なんだ、これ。なんなんだこれ。そんなこと、万に一つで、あるはず無くて。
でも、そうだったら?
不安が、恐れが、止まらない。


「紡ぃ……いやぁ」


どうしようもなくて、口からも、目からも、感情が零れて落ちた。
ホントに、ボクはバカなんじゃないだろうかって、思うんだけど。
こんな、あり得ない想像して、不安になって……でも、でも!!


――不意に、耳元で声がした。


「あま? どうしたの?」


恐る恐る振り向くと、ボクより10センチほど背が高くて、不安そうにこちらを見ている彼がいた。
「あま」って、ボクの渾名を呼んでくれる、ボクをこんなにした張本人。

「……紡? どうして? 事故は?」
「いや、なんか落ち着かなくなって……バレンタインの呼び出しだから。一本前の電車に乗ってきてたんだよ。あまが誰かと電話してたみたいだったから、終わったら声かけようと思ってさ」


――ああ、良かったぁ……。ほんとうに。


「……ボク、紡が事故に巻き込まれたんじゃないかって、不安になって、それでなんかね?」


あれ、なんか安心したら、足から力が抜けて……。
地面にへたり込んでしまいそうになって、紡の腕を掴んでしまう。
弱ってるボクを見て、心配になったのかな……?
がばっと、ボクが崩れ落ちるのを、紡が両手で支えてくれた。


「ごめん、すぐ声かければ良かった」


ポケットからハンカチを取り出そうとした紡だけど、持ってきてなかったみたいで。
恰好が付かないといったふうに苦笑して、ボクの涙を手ですくってくれた。
『ボクっ娘』好きの変態、だったはずなのに。
ほんと、こんなの、聞いてないよ。


「――ボクね、バレンタインチョコを、作ってきたんだ……その、良かったら、受け取ってほしい」


自分でも、唇をきつく結んでいるのが分かる。
それもそうだ。だって、このチョコを渡すのは、告白と同義なんだもん。
早鐘を刻む心臓、その心音が、紡に伝わってしまいそうで。
でも、目は紡から離せなくて。
どうしようもないんだ。
紡は、ボクのその言葉を受けて、一度深呼吸をして、言葉を紡いだ。


「ねぇ、あま。
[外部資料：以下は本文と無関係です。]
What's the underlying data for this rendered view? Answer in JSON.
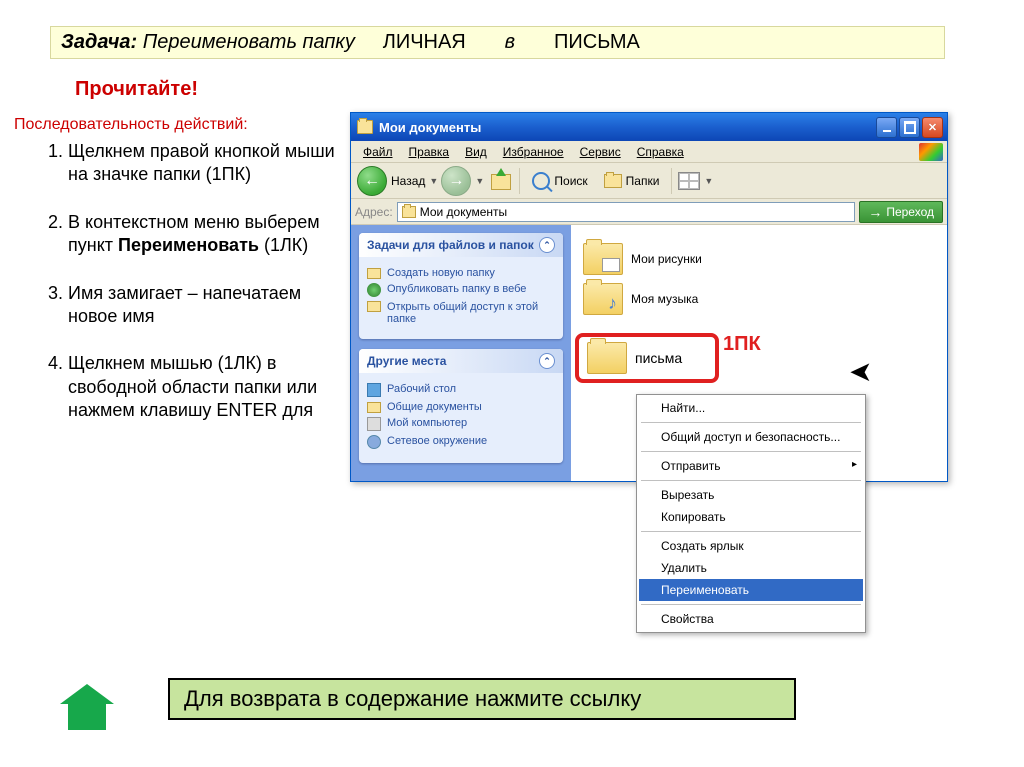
{
  "task": {
    "label": "Задача:",
    "action": "Переименовать папку",
    "from": "ЛИЧНАЯ",
    "sep": "в",
    "to": "ПИСЬМА"
  },
  "readHeading": "Прочитайте!",
  "sequenceLabel": "Последовательность действий:",
  "steps": {
    "s1": "Щелкнем правой кнопкой мыши на значке папки (1ПК)",
    "s2a": "В контекстном меню выберем пункт ",
    "s2b": "Переименовать",
    "s2c": " (1ЛК)",
    "s3": "Имя замигает – напечатаем новое имя",
    "s4": "Щелкнем мышью (1ЛК) в свободной области папки или нажмем клавишу ENTER для"
  },
  "explorer": {
    "title": "Мои документы",
    "menu": {
      "file": "Файл",
      "edit": "Правка",
      "view": "Вид",
      "fav": "Избранное",
      "tools": "Сервис",
      "help": "Справка"
    },
    "toolbar": {
      "back": "Назад",
      "search": "Поиск",
      "folders": "Папки"
    },
    "address": {
      "label": "Адрес:",
      "value": "Мои документы",
      "go": "Переход"
    },
    "panels": {
      "tasksHeader": "Задачи для файлов и папок",
      "tasks": {
        "create": "Создать новую папку",
        "publish": "Опубликовать папку в вебе",
        "share": "Открыть общий доступ к этой папке"
      },
      "placesHeader": "Другие места",
      "places": {
        "desktop": "Рабочий стол",
        "shared": "Общие документы",
        "computer": "Мой компьютер",
        "network": "Сетевое окружение"
      }
    },
    "files": {
      "pictures": "Мои рисунки",
      "music": "Моя музыка",
      "letters": "письма"
    },
    "clickAnnotation": "1ПК"
  },
  "contextMenu": {
    "find": "Найти...",
    "security": "Общий доступ и безопасность...",
    "send": "Отправить",
    "cut": "Вырезать",
    "copy": "Копировать",
    "shortcut": "Создать ярлык",
    "delete": "Удалить",
    "rename": "Переименовать",
    "props": "Свойства"
  },
  "footer": "Для возврата в содержание нажмите ссылку"
}
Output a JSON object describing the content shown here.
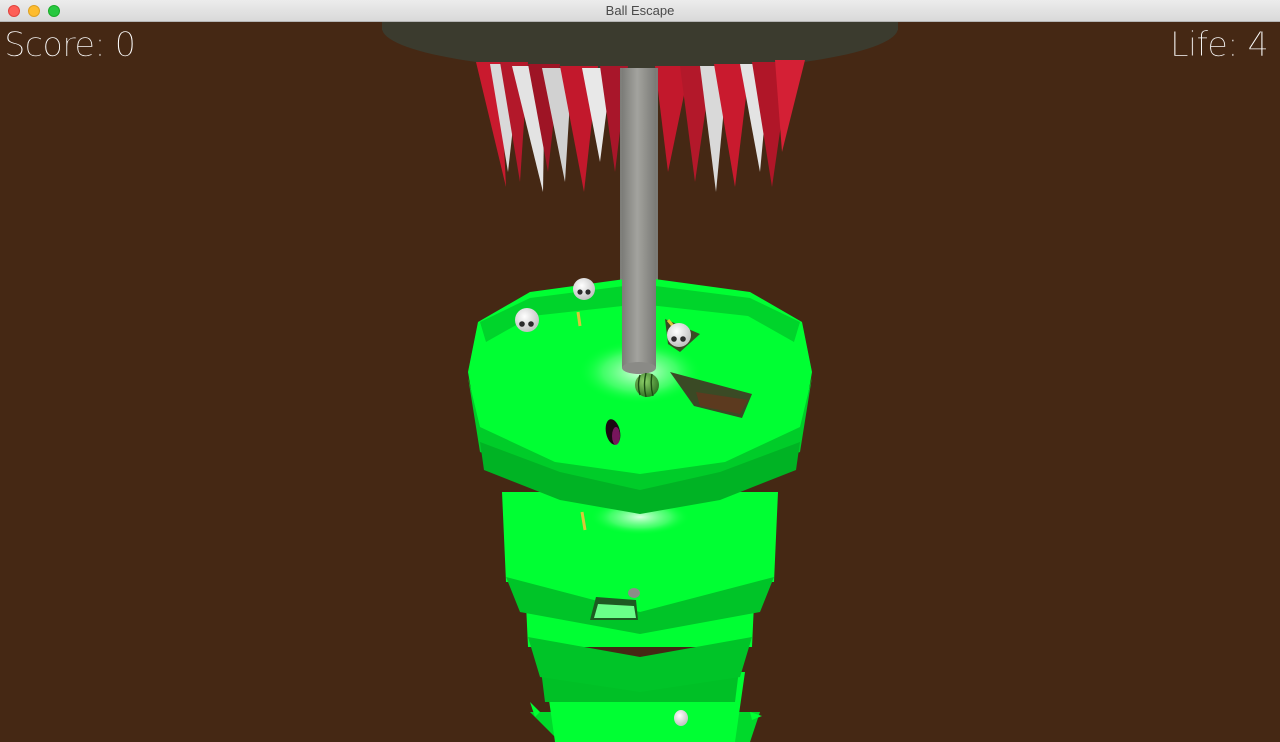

僕は最初さ、『ボクっ娘』が好きって言った」
「……うん」
「撤回するよ……僕は、ボクっ娘が好きなんじゃなくて、ボクっ娘のあまが、好きなんだ」


そういって紡は、ボクのバレンタインチョコを受け取ってくれた。
驚きすぎて、「嬉しい、ありがとう」みたいな反応ができずに。
何も言えずに、またぽろぽろと泣いちゃったんだけど。
――祝福するかのように上がる、水色にライトアップされた噴水が、ボクの気持ちを代弁してくれたんだ。





後日談というか、落ちというか。
ボク、気が動転しすぎてて、スマートフォンの通話を切りわすれてたみたいで。
ぜーんぶ、茅夜ちゃんに聞かれていた。
ホントに恥ずかしいっ……爆死だよ爆死。
「ボクっ娘のあまが、好きなんだ」このセリフをずっと、事あるごとにからかわれて。
だから、ちょっぴりだけ、あの『ボクっ娘』好きの変態を恨んでいる。
……まあ、ほんとはどうしようもなく、大好きなんだけど。